3.2. CCM c.s. voert verweer.
3.3. Op de stellingen van partijen wordt hierna, voor zover van belang, nader ingegaan.
4. De beoordeling
4.1. Het geschil tussen partijen komt er in wezen op neer dat Borvad c.s. zich benadeeld acht door de (uitvoering van de) financiële herconstructie. Partijen verschillen echter van mening over de vraag wat deze reconstructie, naast hetgeen hiervoor onder 2.5 is gesteld, feitelijk in heeft gehouden. Voor een goede beoordeling van het geschil dient hierover eerst duidelijkheid te ontstaan.
4.2. Uit de dagvaarding valt af te leiden dat Borvad c.s. van mening is dat onderdeel van de financiële herconstructie is dat niet alleen binnen de Stichting, maar ook binnen CCM een categorale indeling van schuldeisers heeft plaatsgevonden, waarbij zijn vorderingen zouden zijn ingedeeld in categorie C. Verder stelt Borvad c.s. dat CCM haar vorderingen op de tussenholding, de SARL en de SCI, die in wezen de dekking voor de aan CCM verschafte leningen vormden, heeft gecedeerd aan de Stichting. Tot slot stelt Borvad c.s. dat CCM aan de SCI opdracht, althans toestemming heeft gegeven om ten behoeve van de Stichting een tweede hypotheek op het kasteel/hotel te vestigen. Hierdoor verkreeg de Stichting (en daarmee de schuldeisers van de Stichting) een betere verhaalsmogelijkheid voor hun vordering. Borvad c.s. acht zich door al deze handelingen benadeeld in zijn positie als schuldeiser en stelt dat de omschreven handelingen paulianeus zijn.
4.3. CCM c.s. betwist dat de financiële herconstructie de vooromschreven inhoud heeft. Zij voert aan dat de categorale indeling van schuldeisers alleen betrekking heeft op die schuldeisers die hun vordering hebben overgedragen aan de Stichting en derhalve niet op Borvad c.s. De schuldeisers die hun vordering hebben overgedragen aan de Stichting verkregen in plaats van hun vordering op CCM een vordering op de Stichting, welke echter een lagere rente en een langere looptijd kende. Borvad c.s. hebben hun vordering op CCM ongewijzigd behouden. Verder ontkent CCM c.s. dat CCM haar vorderingen op de tussenholding, de SARL en de SCI aan de Stichting heeft gecedeerd. De herconstructie hield volgens CCM c.s. in dat schuldeisers van CCM hun vordering op CCM overdroegen aan de Stichting. Hierdoor ontstond een vordering van de Stichting op CCM. Deze vordering is door de Stichting overgedragen aan de SCI, waardoor de SCI de onder 2.3 bedoelde vordering van CCM op haar kon verrekenen.
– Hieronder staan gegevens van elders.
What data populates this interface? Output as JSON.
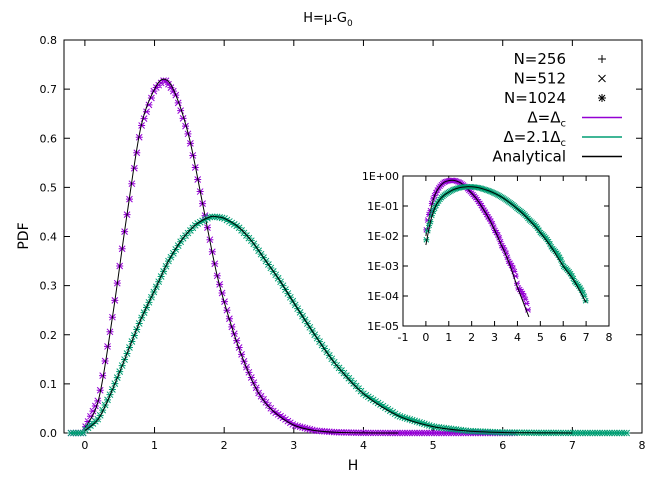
{
  "chart_data": {
    "type": "line",
    "title": "H=μ-G",
    "title_sub": "0",
    "xlabel": "H",
    "ylabel": "PDF",
    "xlim": [
      -0.3,
      8
    ],
    "ylim": [
      0,
      0.8
    ],
    "xticks": [
      "0",
      "1",
      "2",
      "3",
      "4",
      "5",
      "6",
      "7",
      "8"
    ],
    "yticks": [
      "0.0",
      "0.1",
      "0.2",
      "0.3",
      "0.4",
      "0.5",
      "0.6",
      "0.7",
      "0.8"
    ],
    "grid": false,
    "legend_position": "top-right",
    "legend": [
      {
        "label": "N=256",
        "marker": "+"
      },
      {
        "label": "N=512",
        "marker": "x"
      },
      {
        "label": "N=1024",
        "marker": "*"
      },
      {
        "label": "Δ=Δ",
        "sub": "c",
        "color": "#9400d3"
      },
      {
        "label": "Δ=2.1Δ",
        "sub": "c",
        "color": "#009e73"
      },
      {
        "label": "Analytical",
        "color": "#000000"
      }
    ],
    "colors": {
      "delta_c": "#9400d3",
      "delta_21": "#009e73",
      "analytical": "#000000"
    },
    "series": [
      {
        "name": "Δ=Δc",
        "color": "#9400d3",
        "x": [
          0,
          0.2,
          0.4,
          0.6,
          0.8,
          1.0,
          1.15,
          1.3,
          1.5,
          1.7,
          1.9,
          2.1,
          2.3,
          2.5,
          2.7,
          3.0,
          3.3,
          3.6,
          4.0,
          4.5
        ],
        "y": [
          0.01,
          0.07,
          0.24,
          0.44,
          0.62,
          0.7,
          0.72,
          0.69,
          0.6,
          0.46,
          0.32,
          0.22,
          0.14,
          0.08,
          0.045,
          0.016,
          0.005,
          0.0015,
          0.0002,
          2e-05
        ]
      },
      {
        "name": "Δ=2.1Δc",
        "color": "#009e73",
        "x": [
          0,
          0.2,
          0.4,
          0.6,
          0.8,
          1.0,
          1.2,
          1.4,
          1.6,
          1.8,
          1.9,
          2.0,
          2.2,
          2.4,
          2.6,
          2.8,
          3.0,
          3.3,
          3.6,
          4.0,
          4.5,
          5.0,
          5.5,
          6.0,
          6.5,
          7.0
        ],
        "y": [
          0.005,
          0.03,
          0.09,
          0.16,
          0.23,
          0.29,
          0.35,
          0.395,
          0.425,
          0.44,
          0.44,
          0.437,
          0.42,
          0.39,
          0.35,
          0.31,
          0.265,
          0.2,
          0.14,
          0.08,
          0.035,
          0.013,
          0.004,
          0.001,
          0.0003,
          6e-05
        ]
      }
    ],
    "inset": {
      "type": "line",
      "yscale": "log",
      "xlim": [
        -1,
        8
      ],
      "ylim": [
        1e-05,
        1
      ],
      "xticks": [
        "-1",
        "0",
        "1",
        "2",
        "3",
        "4",
        "5",
        "6",
        "7",
        "8"
      ],
      "yticks": [
        "1E+00",
        "1E-01",
        "1E-02",
        "1E-03",
        "1E-04",
        "1E-05"
      ]
    }
  }
}
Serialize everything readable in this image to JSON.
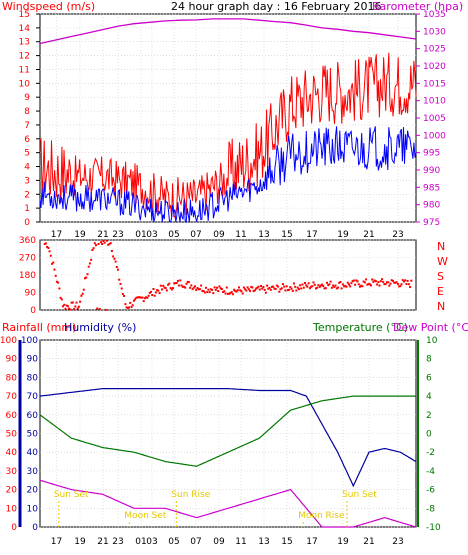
{
  "colors": {
    "red": "#ff0000",
    "blue": "#0000ff",
    "magenta": "#cc00cc",
    "green": "#007700",
    "navy": "#0000a0",
    "grid": "#cccccc",
    "sunmoon": "#e6c800"
  },
  "chart_data": [
    {
      "type": "line",
      "title": "24 hour graph day : 16 February 2016",
      "ylabel": "Windspeed (m/s)",
      "y2label": "Barometer (hpa)",
      "x_ticks": [
        "17",
        "19",
        "21",
        "23",
        "01",
        "03",
        "05",
        "07",
        "09",
        "11",
        "13",
        "15",
        "17",
        "19",
        "21",
        "23"
      ],
      "x_range_hours": [
        16,
        40
      ],
      "ylim": [
        0,
        15
      ],
      "y_ticks": [
        0,
        1,
        2,
        3,
        4,
        5,
        6,
        7,
        8,
        9,
        10,
        11,
        12,
        13,
        14,
        15
      ],
      "y2lim": [
        975,
        1035
      ],
      "y2_ticks": [
        975,
        980,
        985,
        990,
        995,
        1000,
        1005,
        1010,
        1015,
        1020,
        1025,
        1030,
        1035
      ],
      "grid": true,
      "series": [
        {
          "name": "Barometer",
          "axis": "right",
          "x": [
            16,
            17,
            18,
            19,
            20,
            21,
            22,
            23,
            24,
            25,
            26,
            27,
            28,
            29,
            30,
            31,
            32,
            33,
            34,
            35,
            36,
            37,
            38,
            39,
            40
          ],
          "values": [
            1026.5,
            1027.5,
            1028.5,
            1029.5,
            1030.5,
            1031.5,
            1032.2,
            1032.6,
            1033,
            1033.2,
            1033.3,
            1033.6,
            1033.6,
            1033.6,
            1033.2,
            1032.8,
            1032.5,
            1031.8,
            1031,
            1030.6,
            1030,
            1029.6,
            1029,
            1028.4,
            1027.8
          ]
        },
        {
          "name": "Wind gust",
          "x": [
            16,
            18,
            20,
            22,
            24,
            26,
            28,
            30,
            32,
            34,
            36,
            38,
            40
          ],
          "values": [
            3.5,
            3,
            3,
            2.5,
            1.5,
            1.5,
            3,
            4.5,
            8,
            9,
            9,
            9.5,
            9.5
          ]
        },
        {
          "name": "Wind speed",
          "x": [
            16,
            18,
            20,
            22,
            24,
            26,
            28,
            30,
            32,
            34,
            36,
            38,
            40
          ],
          "values": [
            1.8,
            1.5,
            1.5,
            1,
            0.5,
            0.5,
            1.5,
            2.5,
            4.5,
            5,
            5,
            5,
            5
          ]
        }
      ]
    },
    {
      "type": "scatter",
      "ylabel": "Wind direction",
      "x_range_hours": [
        16,
        40
      ],
      "ylim": [
        0,
        360
      ],
      "y_ticks": [
        0,
        90,
        180,
        270,
        360
      ],
      "compass": [
        "N",
        "W",
        "S",
        "E",
        "N"
      ],
      "grid": true,
      "series": [
        {
          "name": "Direction",
          "x": [
            16.5,
            17.5,
            18.5,
            19.5,
            20.5,
            21.5,
            22.5,
            23.5,
            25,
            26.5,
            28,
            29.5,
            31,
            32.5,
            34,
            35.5,
            37,
            38.5,
            39.5
          ],
          "values": [
            340,
            20,
            20,
            350,
            350,
            15,
            60,
            100,
            140,
            110,
            100,
            100,
            110,
            120,
            130,
            130,
            140,
            140,
            135
          ]
        }
      ]
    },
    {
      "type": "line",
      "ylabel": "Rainfall (mm)",
      "ylabel2": "Humidity (%)",
      "y2label": "Temperature (°C)",
      "y2label2": "Dew Point (°C)",
      "x_ticks": [
        "17",
        "19",
        "21",
        "23",
        "01",
        "03",
        "05",
        "07",
        "09",
        "11",
        "13",
        "15",
        "17",
        "19",
        "21",
        "23"
      ],
      "x_range_hours": [
        16,
        40
      ],
      "ylim": [
        0,
        100
      ],
      "y_ticks": [
        0,
        10,
        20,
        30,
        40,
        50,
        60,
        70,
        80,
        90,
        100
      ],
      "y2lim": [
        -10,
        10
      ],
      "y2_ticks": [
        -10,
        -8,
        -6,
        -4,
        -2,
        0,
        2,
        4,
        6,
        8,
        10
      ],
      "grid": true,
      "series": [
        {
          "name": "Humidity",
          "axis": "left",
          "x": [
            16,
            18,
            20,
            22,
            24,
            26,
            28,
            30,
            32,
            33,
            34,
            35,
            36,
            37,
            38,
            39,
            40
          ],
          "values": [
            70,
            72,
            74,
            74,
            74,
            74,
            74,
            73,
            73,
            70,
            55,
            40,
            22,
            40,
            42,
            40,
            35
          ]
        },
        {
          "name": "Temperature",
          "axis": "right",
          "x": [
            16,
            18,
            20,
            22,
            24,
            26,
            28,
            30,
            32,
            34,
            36,
            38,
            40
          ],
          "values": [
            2,
            -0.5,
            -1.5,
            -2,
            -3,
            -3.5,
            -2,
            -0.5,
            2.5,
            3.5,
            4,
            4,
            4
          ]
        },
        {
          "name": "Dew Point",
          "axis": "right",
          "x": [
            16,
            18,
            20,
            22,
            24,
            26,
            28,
            30,
            32,
            34,
            36,
            38,
            40
          ],
          "values": [
            -5,
            -6,
            -6.5,
            -8,
            -8,
            -9,
            -8,
            -7,
            -6,
            -10,
            -10,
            -9,
            -10
          ]
        }
      ],
      "annotations": [
        "Sun Set",
        "Moon Set",
        "Sun Rise",
        "Moon Rise",
        "Sun Set"
      ]
    }
  ],
  "labels": {
    "top_left": "Windspeed (m/s)",
    "top_title": "24 hour graph day : 16 February 2016",
    "top_right": "Barometer (hpa)",
    "mid_right": [
      "N",
      "W",
      "S",
      "E",
      "N"
    ],
    "bottom_left1": "Rainfall (mm)",
    "bottom_left2": "Humidity (%)",
    "bottom_right1": "Temperature (°C)",
    "bottom_right2": "Dew Point (°C)"
  }
}
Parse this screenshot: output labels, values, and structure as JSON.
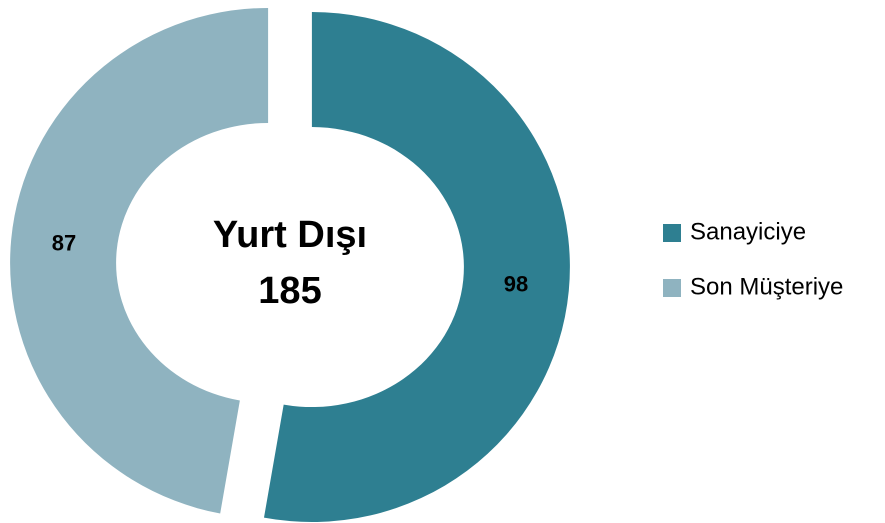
{
  "chart_data": {
    "type": "donut",
    "center_title": "Yurt Dışı",
    "center_value": 185,
    "categories": [
      "Sanayiciye",
      "Son Müşteriye"
    ],
    "values": [
      98,
      87
    ],
    "colors": [
      "#2e7f91",
      "#8fb3c0"
    ],
    "legend": "right"
  }
}
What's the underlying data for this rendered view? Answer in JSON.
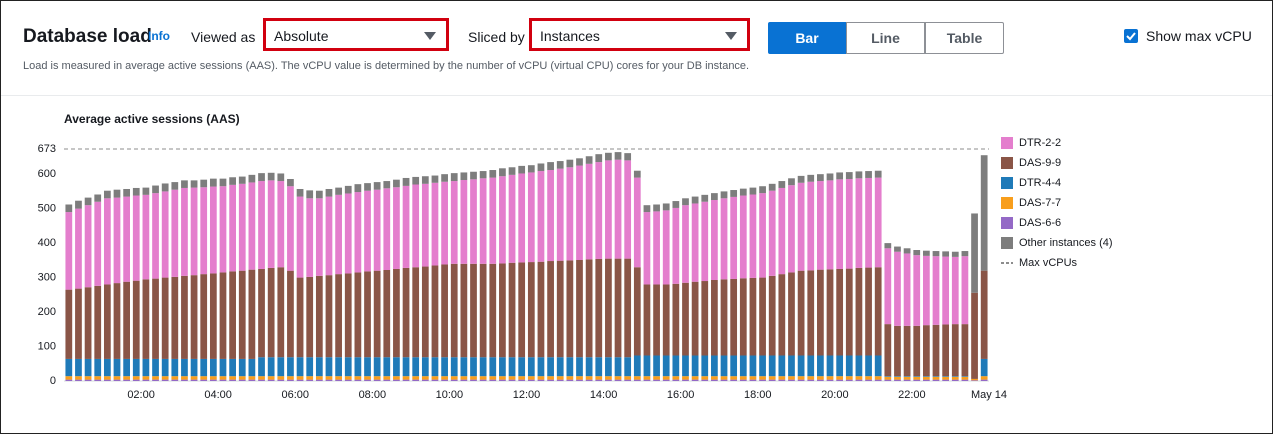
{
  "header": {
    "title": "Database load",
    "info": "Info",
    "viewed_as_label": "Viewed as",
    "viewed_as_value": "Absolute",
    "sliced_by_label": "Sliced by",
    "sliced_by_value": "Instances",
    "view_buttons": [
      "Bar",
      "Line",
      "Table"
    ],
    "selected_view": 0,
    "show_max_vcpu_label": "Show max vCPU",
    "show_max_vcpu": true,
    "description": "Load is measured in average active sessions (AAS). The vCPU value is determined by the number of vCPU (virtual CPU) cores for your DB instance."
  },
  "chart_data": {
    "type": "bar",
    "stacked": true,
    "title": "Average active sessions (AAS)",
    "x": [
      0,
      0.25,
      0.5,
      0.75,
      1,
      1.25,
      1.5,
      1.75,
      2,
      2.25,
      2.5,
      2.75,
      3,
      3.25,
      3.5,
      3.75,
      4,
      4.25,
      4.5,
      4.75,
      5,
      5.25,
      5.5,
      5.75,
      6,
      6.25,
      6.5,
      6.75,
      7,
      7.25,
      7.5,
      7.75,
      8,
      8.25,
      8.5,
      8.75,
      9,
      9.25,
      9.5,
      9.75,
      10,
      10.25,
      10.5,
      10.75,
      11,
      11.25,
      11.5,
      11.75,
      12,
      12.25,
      12.5,
      12.75,
      13,
      13.25,
      13.5,
      13.75,
      14,
      14.25,
      14.5,
      14.75,
      15,
      15.25,
      15.5,
      15.75,
      16,
      16.25,
      16.5,
      16.75,
      17,
      17.25,
      17.5,
      17.75,
      18,
      18.25,
      18.5,
      18.75,
      19,
      19.25,
      19.5,
      19.75,
      20,
      20.25,
      20.5,
      20.75,
      21,
      21.25,
      21.5,
      21.75,
      22,
      22.25,
      22.5,
      22.75,
      23,
      23.25,
      23.5,
      23.75
    ],
    "xlim": [
      0,
      24
    ],
    "xticks": [
      {
        "value": 2,
        "label": "02:00"
      },
      {
        "value": 4,
        "label": "04:00"
      },
      {
        "value": 6,
        "label": "06:00"
      },
      {
        "value": 8,
        "label": "08:00"
      },
      {
        "value": 10,
        "label": "10:00"
      },
      {
        "value": 12,
        "label": "12:00"
      },
      {
        "value": 14,
        "label": "14:00"
      },
      {
        "value": 16,
        "label": "16:00"
      },
      {
        "value": 18,
        "label": "18:00"
      },
      {
        "value": 20,
        "label": "20:00"
      },
      {
        "value": 22,
        "label": "22:00"
      },
      {
        "value": 24,
        "label": "May 14"
      }
    ],
    "ylim": [
      0,
      673
    ],
    "yticks": [
      0,
      100,
      200,
      300,
      400,
      500,
      600,
      673
    ],
    "max_vcpu": 673,
    "max_vcpu_label": "Max vCPUs",
    "max_vcpu_color": "#8d8d8d",
    "series": [
      {
        "name": "DTR-2-2",
        "color": "#e47ecd",
        "values": [
          225,
          232,
          238,
          244,
          250,
          248,
          247,
          247,
          245,
          248,
          250,
          253,
          255,
          254,
          252,
          252,
          250,
          251,
          252,
          253,
          255,
          254,
          250,
          245,
          235,
          228,
          225,
          228,
          230,
          232,
          233,
          234,
          235,
          237,
          237,
          238,
          240,
          240,
          240,
          240,
          240,
          243,
          245,
          248,
          250,
          253,
          255,
          258,
          260,
          263,
          264,
          267,
          270,
          274,
          277,
          281,
          285,
          287,
          285,
          260,
          210,
          212,
          215,
          220,
          225,
          227,
          230,
          232,
          235,
          238,
          240,
          242,
          245,
          247,
          250,
          253,
          255,
          257,
          257,
          258,
          260,
          260,
          260,
          260,
          260,
          220,
          215,
          210,
          205,
          201,
          199,
          197,
          195,
          197,
          0,
          0
        ]
      },
      {
        "name": "DAS-9-9",
        "color": "#8a5547",
        "values": [
          201,
          204,
          208,
          212,
          216,
          220,
          224,
          227,
          231,
          233,
          236,
          238,
          241,
          243,
          246,
          248,
          251,
          254,
          256,
          259,
          256,
          259,
          261,
          251,
          231,
          233,
          236,
          238,
          241,
          243,
          246,
          249,
          251,
          253,
          256,
          259,
          261,
          263,
          266,
          269,
          271,
          271,
          271,
          271,
          271,
          272,
          274,
          275,
          276,
          277,
          279,
          280,
          281,
          282,
          284,
          285,
          286,
          286,
          286,
          256,
          206,
          206,
          206,
          208,
          211,
          214,
          216,
          219,
          221,
          222,
          224,
          225,
          226,
          231,
          236,
          241,
          246,
          247,
          249,
          250,
          251,
          252,
          254,
          255,
          256,
          151,
          146,
          146,
          146,
          148,
          149,
          150,
          151,
          151,
          250,
          256
        ]
      },
      {
        "name": "DTR-4-4",
        "color": "#1f7ab8",
        "values": [
          50,
          50,
          50,
          50,
          50,
          50,
          50,
          50,
          50,
          50,
          50,
          50,
          50,
          50,
          50,
          50,
          50,
          50,
          50,
          50,
          55,
          55,
          55,
          55,
          55,
          55,
          55,
          55,
          55,
          55,
          55,
          55,
          55,
          55,
          55,
          55,
          55,
          55,
          55,
          55,
          55,
          55,
          55,
          55,
          55,
          55,
          55,
          55,
          55,
          55,
          55,
          55,
          55,
          55,
          55,
          55,
          55,
          55,
          55,
          60,
          60,
          60,
          60,
          60,
          60,
          60,
          60,
          60,
          60,
          60,
          60,
          60,
          60,
          60,
          60,
          60,
          60,
          60,
          60,
          60,
          60,
          60,
          60,
          60,
          60,
          2,
          2,
          2,
          2,
          2,
          2,
          2,
          2,
          2,
          0,
          50
        ]
      },
      {
        "name": "DAS-7-7",
        "color": "#f89e1c",
        "values": [
          10,
          10,
          10,
          10,
          10,
          10,
          10,
          10,
          10,
          10,
          10,
          10,
          10,
          10,
          10,
          10,
          10,
          10,
          10,
          10,
          10,
          10,
          10,
          10,
          10,
          10,
          10,
          10,
          10,
          10,
          10,
          10,
          10,
          10,
          10,
          10,
          10,
          10,
          10,
          10,
          10,
          10,
          10,
          10,
          10,
          10,
          10,
          10,
          10,
          10,
          10,
          10,
          10,
          10,
          10,
          10,
          10,
          10,
          10,
          10,
          10,
          10,
          10,
          10,
          10,
          10,
          10,
          10,
          10,
          10,
          10,
          10,
          10,
          10,
          10,
          10,
          10,
          10,
          10,
          10,
          10,
          10,
          10,
          10,
          10,
          8,
          8,
          8,
          8,
          8,
          8,
          8,
          8,
          8,
          4,
          10
        ]
      },
      {
        "name": "DAS-6-6",
        "color": "#9469c6",
        "values": [
          4,
          4,
          4,
          4,
          4,
          4,
          4,
          4,
          4,
          4,
          4,
          4,
          4,
          4,
          4,
          4,
          4,
          4,
          4,
          4,
          4,
          4,
          4,
          4,
          4,
          4,
          4,
          4,
          4,
          4,
          4,
          4,
          4,
          4,
          4,
          4,
          4,
          4,
          4,
          4,
          4,
          4,
          4,
          4,
          4,
          4,
          4,
          4,
          4,
          4,
          4,
          4,
          4,
          4,
          4,
          4,
          4,
          4,
          4,
          4,
          4,
          4,
          4,
          4,
          4,
          4,
          4,
          4,
          4,
          4,
          4,
          4,
          4,
          4,
          4,
          4,
          4,
          4,
          4,
          4,
          4,
          4,
          4,
          4,
          4,
          4,
          4,
          4,
          4,
          4,
          4,
          4,
          4,
          4,
          2,
          4
        ]
      },
      {
        "name": "Other instances (4)",
        "color": "#7d7d7d",
        "values": [
          22,
          23,
          22,
          21,
          22,
          23,
          22,
          22,
          21,
          22,
          23,
          22,
          22,
          21,
          22,
          23,
          22,
          22,
          21,
          22,
          23,
          22,
          22,
          21,
          22,
          23,
          22,
          22,
          21,
          22,
          23,
          22,
          22,
          21,
          22,
          23,
          22,
          22,
          21,
          22,
          23,
          22,
          22,
          21,
          22,
          23,
          22,
          22,
          21,
          22,
          23,
          22,
          22,
          21,
          22,
          23,
          22,
          22,
          21,
          20,
          20,
          20,
          20,
          20,
          20,
          20,
          20,
          20,
          20,
          20,
          20,
          20,
          20,
          20,
          20,
          20,
          20,
          20,
          20,
          20,
          20,
          20,
          20,
          20,
          20,
          15,
          15,
          15,
          15,
          15,
          15,
          15,
          15,
          15,
          230,
          335
        ]
      }
    ]
  }
}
Wel is hiervoor in de plaats een vordering van de Stichting op de SCI ontstaan, welke echter een lager rentepercentage en een langere looptijd kent dan de vordering die CCM voordien op de SCI had. Dit kwam de financiële positie van de SCI ten goede. Ook hebben de schuldeisers via de Stichting nieuwe leningen aan de SCI verstrekt. Mede ten behoeve van deze aanvullende financiering is door de SCI aan de Stichting een recht van tweede hypotheek op het kasteel/hotel verleend. CCM stond buiten het besluit tot hypotheekverstrekking. Van enige benadeling van Borvad c.s. is geen sprake, aldus CCM c.s.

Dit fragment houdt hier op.